Last Thursday, Representative Charlie Dent of Pennsylvania, a leader of the House Republican moderates, announced that he had had enough, following Representatives Dave Reichert of Washington and Ileana Ros-Lehtinen of Florida to a Trump-free retirement.
Trump-inspired candidates have emerged to challenge senators Dean Heller of Nevada and Jeff Flake of Arizona, two Republicans who have been targets of the President's ire, as well as House members seen as insufficiently devoted to Mr Trump, like Representative Mark Sanford of South Carolina.
And in a closely watched special Senate election in Alabama later this month, Mr Trump is waffling on his commitment to the incumbent, Mr Luther Strange, buoying the hopes of Mr Roy Moore, a former state Supreme Court justice and darling of the hard right.
"Is the House at risk? Absolutely," Mr Dent said.
Republicans fear Mr Trump has relinquished his role as party leader, instead assuming the mantle of his own political movement.
And they are bracing themselves for an election season in which their President does more to undermine than aid candidates of the party he ostensibly oversees.
Such open divisions mark an extraordinary departure from modern political tradition.
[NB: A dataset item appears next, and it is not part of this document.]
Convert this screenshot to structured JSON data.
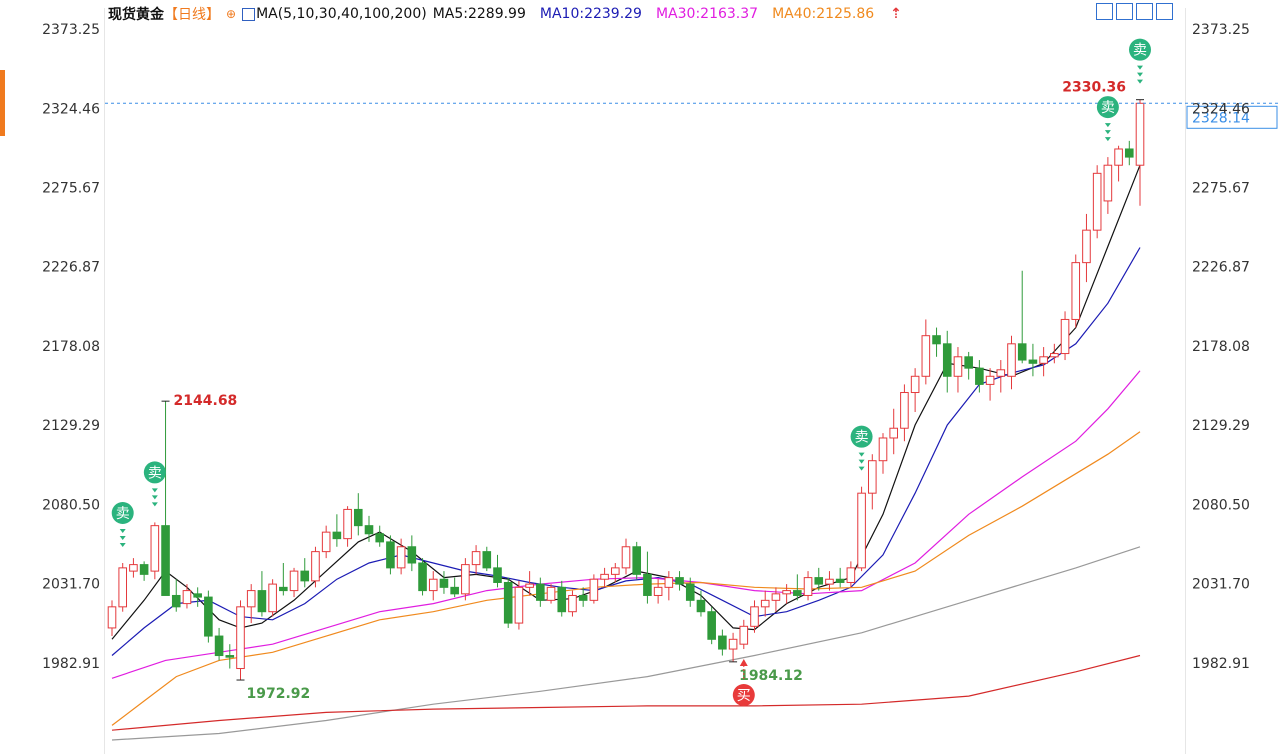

Even if they feuded at times with their president, lawmakers knew they could ultimately count on the White House to endorse and raise money for incumbents, because controlling as many seats as possible would serve both their interests.
But Mr Trump's move last week to align himself with congressional Democrats over federal spending and hurricane relief cemented a view that he will not operate according to any such conventions.
Ties between Mr Trump and congressional Republicans have frayed over the lawmakers' failure to deliver on key legislation and the President's constant badgering and personal attacks against them.
But even Republicans who are uneasy about Mr Trump say lawmakers must understand the grip he holds on the conservative grassroots. "If you would go to my county Republican clubs now, they are all about Trump," said Representative Tom Rooney, Republic of Florida. "He is the party."
Sceptics, however, say Mr Trump simply does not understand that his own fate may well hinge on the success of the party's candidates.
"Hopefully, the President recognises it's in his best political interest to have as many Republicans in the Senate as possible," said Senator John Cornyn of Texas, the No. 2 Republican in the Senate, adding: "I think he can count."